What do you do to buy less?

11 thoughts on “Buying less

  1. I am only giving homemade consumable gifts this year…and avoiding the stores all together. The only store I need to go to is the grocery store! And my family and friends LOVE to receive grandma’s shortbread cookies all wrapped up pretty! 🙂

    I am also encouraging the relatives who give gifts to my children to consider gifting experiences rather than things.
    In the past this has resulted in many wonderful memories including ceramics classes, dance lessons, voice lessons, and visits to local attractions with grandparents instead of more toys cluttering the house!

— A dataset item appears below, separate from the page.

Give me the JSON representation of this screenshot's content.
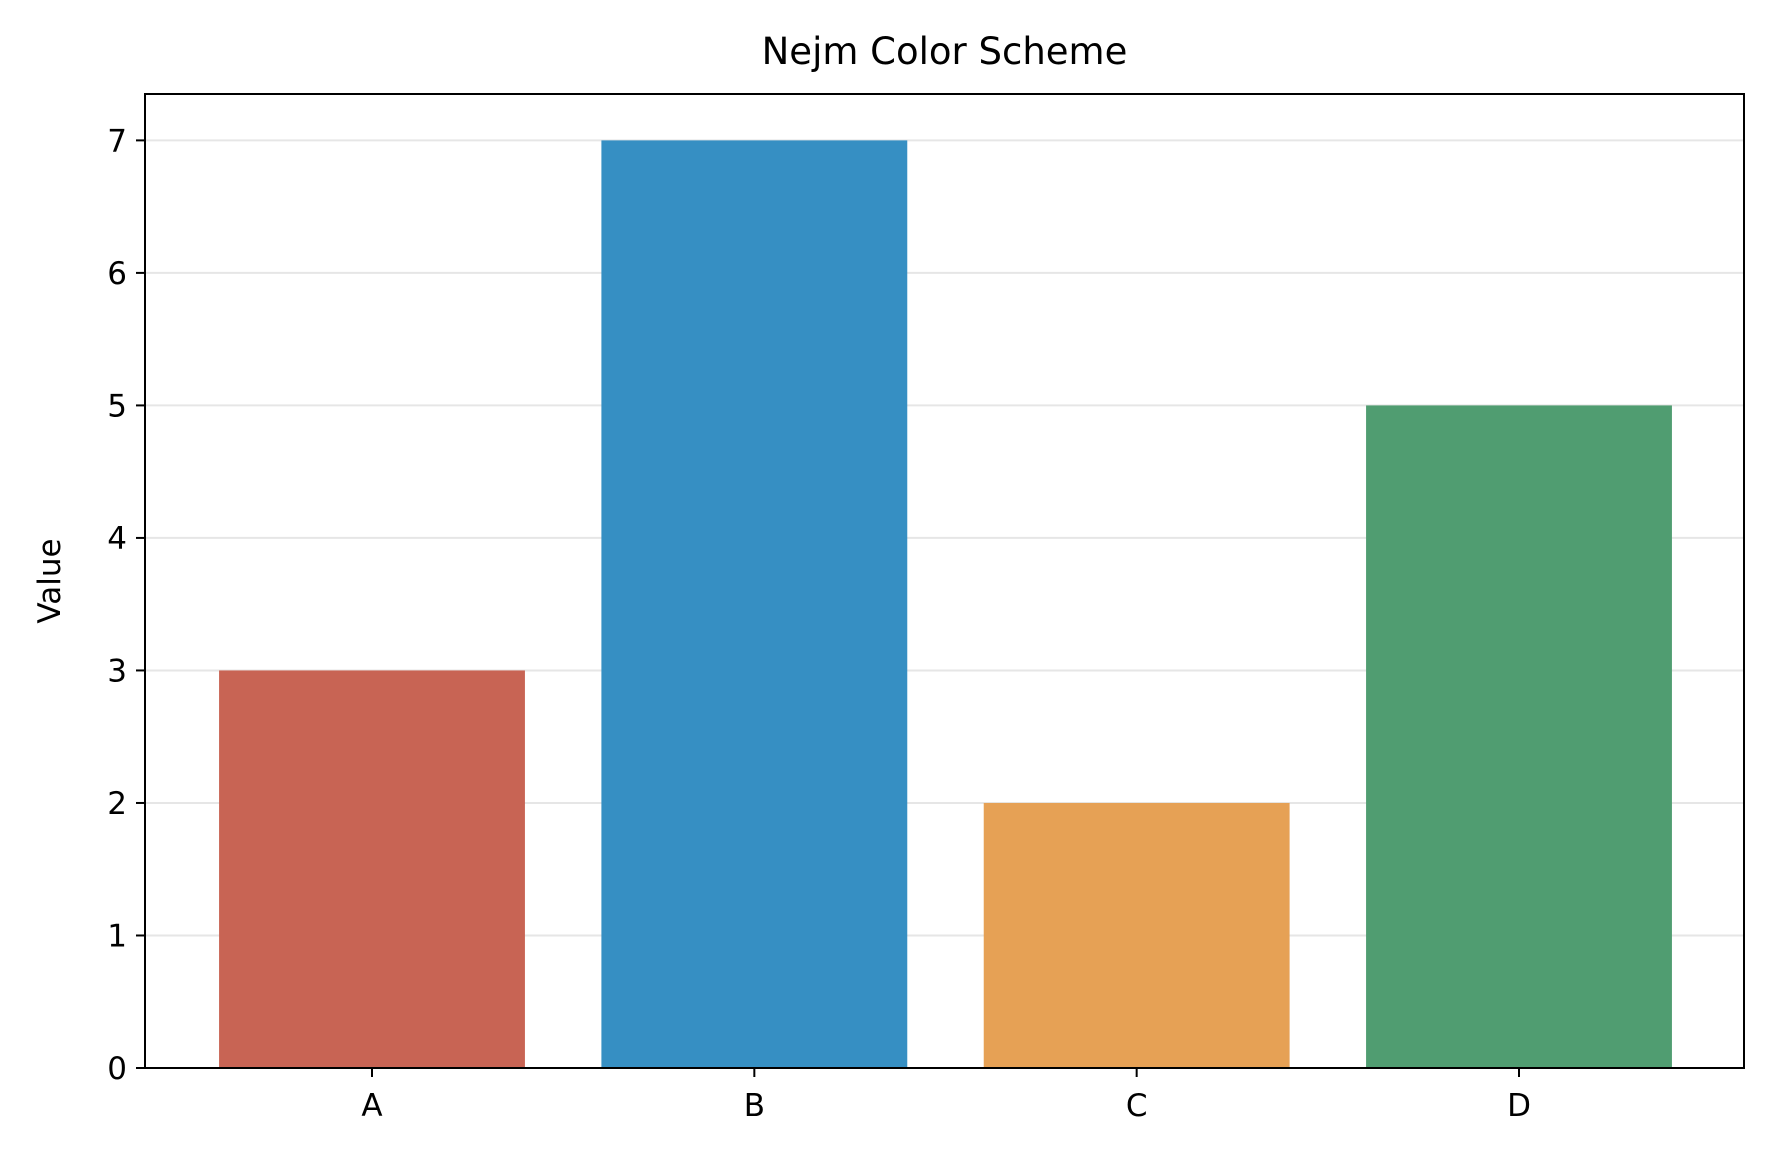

    • Thanks, Sher. I *love* the idea of giving experiences instead of gifts. There can still be an element of anticipation and surprise, and a shared experience especially puts the emphasis on the relationship.

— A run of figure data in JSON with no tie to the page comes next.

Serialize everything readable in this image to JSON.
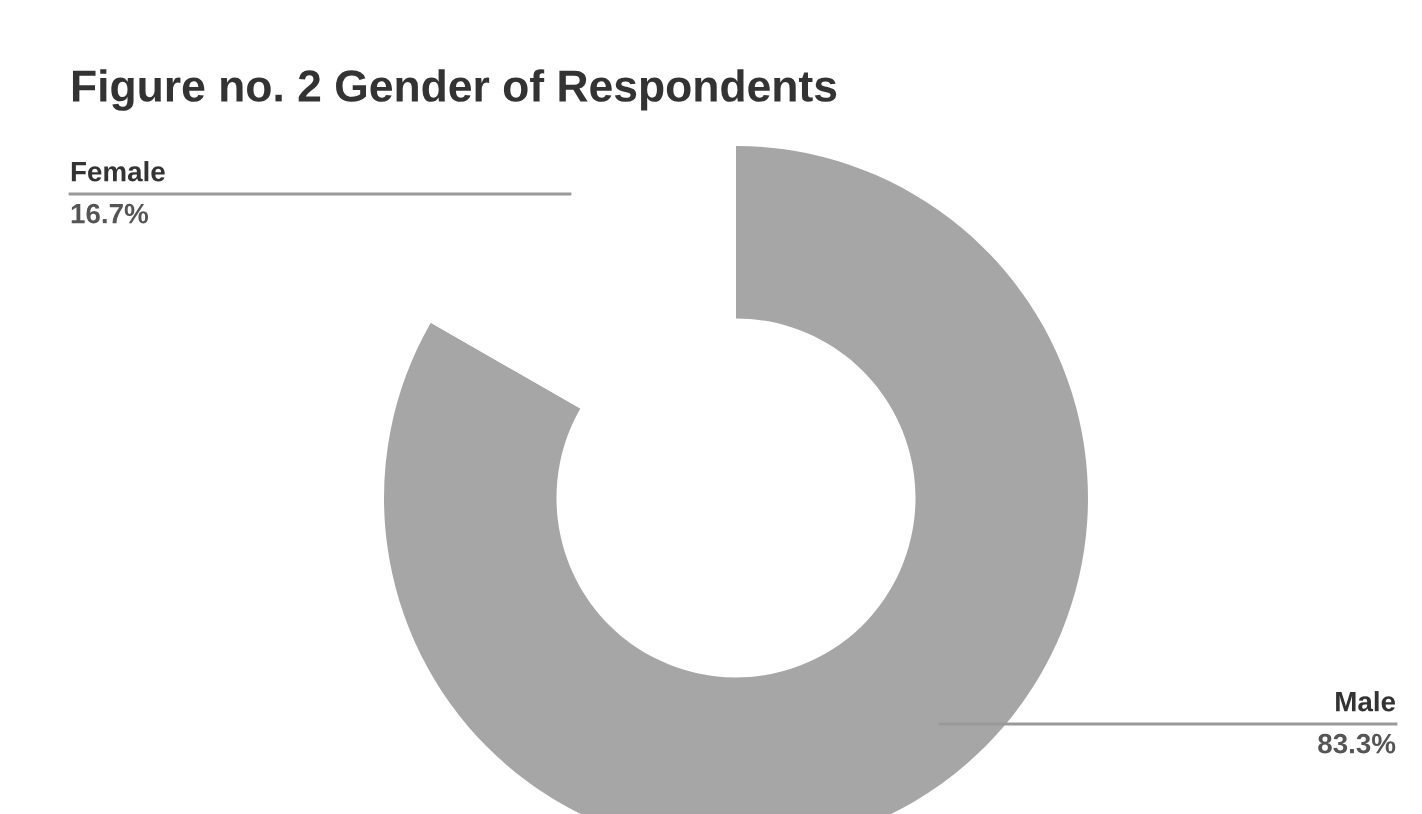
{
  "chart_data": {
    "type": "donut",
    "title": "Figure no. 2 Gender of Respondents",
    "categories": [
      "Male",
      "Female"
    ],
    "values": [
      83.3,
      16.7
    ],
    "colors": [
      "#a6a6a6",
      "#ffffff"
    ],
    "value_labels": [
      "83.3%",
      "16.7%"
    ],
    "legend": false
  }
}
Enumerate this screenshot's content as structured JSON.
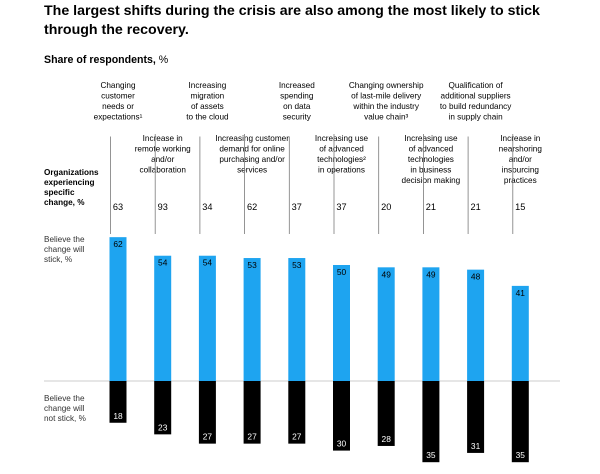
{
  "chart_data": {
    "type": "bar",
    "title": "The largest shifts during the crisis are also among the most likely to stick through the recovery.",
    "subtitle_bold": "Share of respondents,",
    "subtitle_unit": " %",
    "row_labels": {
      "experiencing": [
        "Organizations",
        "experiencing",
        "specific",
        "change, %"
      ],
      "stick": [
        "Believe the",
        "change will",
        "stick, %"
      ],
      "not_stick": [
        "Believe the",
        "change will",
        "not stick, %"
      ]
    },
    "categories": [
      [
        "Changing",
        "customer",
        "needs or",
        "expectations¹"
      ],
      [
        "Increase in",
        "remote working",
        "and/or",
        "collaboration"
      ],
      [
        "Increasing",
        "migration",
        "of assets",
        "to the cloud"
      ],
      [
        "Increasing customer",
        "demand for online",
        "purchasing and/or",
        "services"
      ],
      [
        "Increased",
        "spending",
        "on data",
        "security"
      ],
      [
        "Increasing use",
        "of advanced",
        "technologies²",
        "in operations"
      ],
      [
        "Changing ownership",
        "of last-mile delivery",
        "within the industry",
        "value chain³"
      ],
      [
        "Increasing use",
        "of advanced",
        "technologies",
        "in business",
        "decision making"
      ],
      [
        "Qualification of",
        "additional suppliers",
        "to build redundancy",
        "in supply chain"
      ],
      [
        "Increase in",
        "nearshoring",
        "and/or",
        "insourcing",
        "practices"
      ]
    ],
    "series": [
      {
        "name": "Organizations experiencing specific change, %",
        "values": [
          63,
          93,
          34,
          62,
          37,
          37,
          20,
          21,
          21,
          15
        ]
      },
      {
        "name": "Believe the change will stick, %",
        "values": [
          62,
          54,
          54,
          53,
          53,
          50,
          49,
          49,
          48,
          41
        ]
      },
      {
        "name": "Believe the change will not stick, %",
        "values": [
          18,
          23,
          27,
          27,
          27,
          30,
          28,
          35,
          31,
          35
        ]
      }
    ],
    "colors": {
      "stick": "#1ea4f0",
      "not_stick": "#000000",
      "leader": "#7a7a7a",
      "baseline": "#bbbbbb"
    }
  }
}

  2. Just a S. Minneapolis gal that found your blog and wanted you to know how much I am enjoying reading through all of your posts! Thanksgiving is such a study in contrast for me this year – appreciating all that I have, but also wanting to free myself from all the excess. Keep up the great writing!

    • Thanks, Anna! It’s great to hear from someone in the Twin Cities. 🙂 Did you find my blog in a search for ideas on how to simplify? There are so many people blogging about this topic, at least we know we’re far from alone in trying to live healthier and better with less stuff.

  3. Yep, I found your blog while searching through simplification/minimalism blogs as my antidote to the overwhelming consumerism of Thanksgiving! Since returning from a family visit, my husband and I have been working our way around the house purging items. It is amazing how much effort it takes and it is hard to see any difference at first! On a side note, I just signed up for Car2Go as they are having a free membership promotion. Transportation is another way I’d like to simplify and I am fascinated by all of the new options out there, worth checking out if you haven’t already. Hopefully we can go down to one car eventually. I love living in a progressive City with options like this!

  4. Pingback: Kick-starting simplifying | Simplifying at Home

  5. Pingback: Back to basics | Simplifying at Home

  6. I have to work with a small budget so buying less is really the only option. Since it makes sense to stop food waste as much as possible, I shop only what we are really going to eat, meal planning is important. Clothes shopping is on a need basis but I also trade clothes with my neighbours. There’s always something in the closet no one wants but someone else appreciates. We don’t eat out except on special occasions.
    As long as something works there’s no need to replace it, and when it really gives up the ghost, there’s recycling to take care of the waste.
    It has a lot to do with not being ashamed of accepting second hand and appreciating the things you have instead of looking at what others have.